В посадочной зоне, Барби, — диспетчер кивнул, хмуро глядя на табло с показаниями направления и силы ветра. — Садятся по приборам.
Когда они вышли к краю посадочной полосы, самолета все еще не было видно. Казалось, даже гул двигателя в темной мгле стал слабее.
— Ну же, Барби! — Девушка с ожиданием смотрела на встречающих, — кто они?
Барби заметил, что голос у него вдруг зазвучал неуверенно:
— Высокая женщина с собакой, — начал он, — та, что стоит одна, в черных очках, с грустным лицом, — это жена доктора Мондрика. Прекрасный, достойный человек. Одаренная пианистка, хотя и слепая. Она была настоящим другом те два года, когда мы с Сэмом жили в их доме во время учебы. Я вас представлю.
Но девушка молчала, пристально глядя на слепую.
— Так это Ровена Мондрик? — спросила она глухо и напряженно. — У нее странные украшения.
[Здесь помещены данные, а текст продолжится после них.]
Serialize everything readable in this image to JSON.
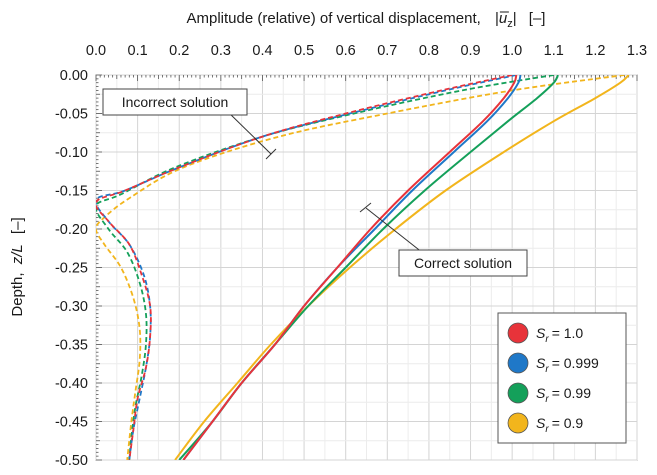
{
  "chart_data": {
    "type": "line",
    "title": "",
    "x_axis": {
      "position": "top",
      "label_prefix": "Amplitude (relative) of vertical displacement,",
      "label_symbol": "u",
      "label_subscript": "z",
      "label_unit": "[–]",
      "range": [
        0.0,
        1.3
      ],
      "ticks": [
        "0.0",
        "0.1",
        "0.2",
        "0.3",
        "0.4",
        "0.5",
        "0.6",
        "0.7",
        "0.8",
        "0.9",
        "1.0",
        "1.1",
        "1.2",
        "1.3"
      ]
    },
    "y_axis": {
      "label_prefix": "Depth,",
      "label_symbol": "z/L",
      "label_unit": "[–]",
      "range": [
        -0.5,
        0.0
      ],
      "ticks": [
        "0.00",
        "-0.05",
        "-0.10",
        "-0.15",
        "-0.20",
        "-0.25",
        "-0.30",
        "-0.35",
        "-0.40",
        "-0.45",
        "-0.50"
      ]
    },
    "grid": true,
    "legend_placement": "bottom-right",
    "series": [
      {
        "name": "= 1.0",
        "symbol": "S",
        "subscript": "r",
        "color": "#e8333a",
        "correct": [
          [
            1.01,
            0.0
          ],
          [
            1.005,
            -0.01
          ],
          [
            0.98,
            -0.03
          ],
          [
            0.93,
            -0.06
          ],
          [
            0.85,
            -0.1
          ],
          [
            0.75,
            -0.15
          ],
          [
            0.66,
            -0.2
          ],
          [
            0.58,
            -0.25
          ],
          [
            0.5,
            -0.3
          ],
          [
            0.43,
            -0.35
          ],
          [
            0.35,
            -0.4
          ],
          [
            0.28,
            -0.45
          ],
          [
            0.21,
            -0.5
          ]
        ],
        "incorrect": [
          [
            1.0,
            0.0
          ],
          [
            0.83,
            -0.02
          ],
          [
            0.6,
            -0.05
          ],
          [
            0.4,
            -0.08
          ],
          [
            0.2,
            -0.12
          ],
          [
            0.07,
            -0.15
          ],
          [
            0.0,
            -0.165
          ],
          [
            0.03,
            -0.19
          ],
          [
            0.08,
            -0.22
          ],
          [
            0.11,
            -0.26
          ],
          [
            0.13,
            -0.3
          ],
          [
            0.13,
            -0.34
          ],
          [
            0.12,
            -0.38
          ],
          [
            0.1,
            -0.42
          ],
          [
            0.09,
            -0.46
          ],
          [
            0.08,
            -0.5
          ]
        ]
      },
      {
        "name": "= 0.999",
        "symbol": "S",
        "subscript": "r",
        "color": "#1f78c8",
        "correct": [
          [
            1.02,
            0.0
          ],
          [
            1.015,
            -0.01
          ],
          [
            0.99,
            -0.03
          ],
          [
            0.94,
            -0.06
          ],
          [
            0.86,
            -0.1
          ],
          [
            0.76,
            -0.15
          ],
          [
            0.67,
            -0.2
          ],
          [
            0.58,
            -0.25
          ],
          [
            0.5,
            -0.3
          ],
          [
            0.43,
            -0.35
          ],
          [
            0.35,
            -0.4
          ],
          [
            0.28,
            -0.45
          ],
          [
            0.21,
            -0.5
          ]
        ],
        "incorrect": [
          [
            1.01,
            0.0
          ],
          [
            0.84,
            -0.02
          ],
          [
            0.61,
            -0.05
          ],
          [
            0.4,
            -0.08
          ],
          [
            0.2,
            -0.12
          ],
          [
            0.07,
            -0.15
          ],
          [
            0.0,
            -0.162
          ],
          [
            0.03,
            -0.19
          ],
          [
            0.08,
            -0.22
          ],
          [
            0.115,
            -0.26
          ],
          [
            0.13,
            -0.3
          ],
          [
            0.13,
            -0.34
          ],
          [
            0.12,
            -0.38
          ],
          [
            0.105,
            -0.42
          ],
          [
            0.09,
            -0.46
          ],
          [
            0.08,
            -0.5
          ]
        ]
      },
      {
        "name": "= 0.99",
        "symbol": "S",
        "subscript": "r",
        "color": "#14a05a",
        "correct": [
          [
            1.11,
            0.0
          ],
          [
            1.1,
            -0.01
          ],
          [
            1.06,
            -0.03
          ],
          [
            0.99,
            -0.06
          ],
          [
            0.9,
            -0.1
          ],
          [
            0.79,
            -0.15
          ],
          [
            0.69,
            -0.2
          ],
          [
            0.6,
            -0.25
          ],
          [
            0.51,
            -0.3
          ],
          [
            0.43,
            -0.35
          ],
          [
            0.35,
            -0.4
          ],
          [
            0.28,
            -0.45
          ],
          [
            0.2,
            -0.5
          ]
        ],
        "incorrect": [
          [
            1.1,
            0.0
          ],
          [
            0.88,
            -0.02
          ],
          [
            0.62,
            -0.05
          ],
          [
            0.4,
            -0.08
          ],
          [
            0.19,
            -0.12
          ],
          [
            0.06,
            -0.155
          ],
          [
            0.0,
            -0.17
          ],
          [
            0.03,
            -0.2
          ],
          [
            0.075,
            -0.23
          ],
          [
            0.105,
            -0.27
          ],
          [
            0.12,
            -0.31
          ],
          [
            0.12,
            -0.35
          ],
          [
            0.11,
            -0.39
          ],
          [
            0.095,
            -0.43
          ],
          [
            0.085,
            -0.47
          ],
          [
            0.08,
            -0.5
          ]
        ]
      },
      {
        "name": "= 0.9",
        "symbol": "S",
        "subscript": "r",
        "color": "#f2b51c",
        "correct": [
          [
            1.28,
            0.0
          ],
          [
            1.26,
            -0.01
          ],
          [
            1.2,
            -0.03
          ],
          [
            1.1,
            -0.06
          ],
          [
            0.98,
            -0.1
          ],
          [
            0.84,
            -0.15
          ],
          [
            0.72,
            -0.2
          ],
          [
            0.61,
            -0.25
          ],
          [
            0.51,
            -0.3
          ],
          [
            0.42,
            -0.35
          ],
          [
            0.34,
            -0.4
          ],
          [
            0.26,
            -0.45
          ],
          [
            0.19,
            -0.5
          ]
        ],
        "incorrect": [
          [
            1.27,
            0.0
          ],
          [
            1.0,
            -0.02
          ],
          [
            0.7,
            -0.05
          ],
          [
            0.44,
            -0.08
          ],
          [
            0.21,
            -0.12
          ],
          [
            0.08,
            -0.16
          ],
          [
            0.02,
            -0.185
          ],
          [
            0.0,
            -0.2
          ],
          [
            0.02,
            -0.22
          ],
          [
            0.06,
            -0.25
          ],
          [
            0.09,
            -0.29
          ],
          [
            0.105,
            -0.33
          ],
          [
            0.105,
            -0.37
          ],
          [
            0.095,
            -0.41
          ],
          [
            0.085,
            -0.45
          ],
          [
            0.075,
            -0.5
          ]
        ]
      }
    ],
    "annotations": [
      {
        "text": "Incorrect solution",
        "x": 0.43,
        "y": -0.125
      },
      {
        "text": "Correct solution",
        "x": 0.65,
        "y": -0.195
      }
    ]
  }
}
Удивленный Барби посмотрел на слепую. Она держалась очень прямо, молчаливо и отрешенно. Как всегда, была в черном. Он не сразу обратил внимание на ее украшения просто потому, что слишком хорошо знал их. Улыбнувшись, он повернулся к Эйприл Белл.
— Вы имеет в виду серебро?
Девушка кивнула, не сводя глаз со старинных серебряных гребенок в густых белых волосах Ровены, серебряной броши у ворота черного платья, тяжелых серебряных браслетов и стершихся серебряных колец на белых, изящных руках, сжимавших поводок собаки. Даже ошейник был покрыт массивными серебряными заклепками.
— Может, это немного и странно, — согласился Барби, — но я никогда не обращал на них внимания, потому что Ровена вообще любит серебро. Я думаю, ей нравится его холодное прикосновение. Вы понимаете, для нее важны ощущения. — Он взглянул в помрачневшее лицо девушки. — Что с вами? Они вам так не нравятся?
— Нет, — серьезно прошептала Эйприл. — Я не люблю серебро* Она улыбнулась Барби, словно извиняясь за свое настроение. — Простите меня. Я наслышана о Ровене Мондрик. Вы расскажете мне о ней еще?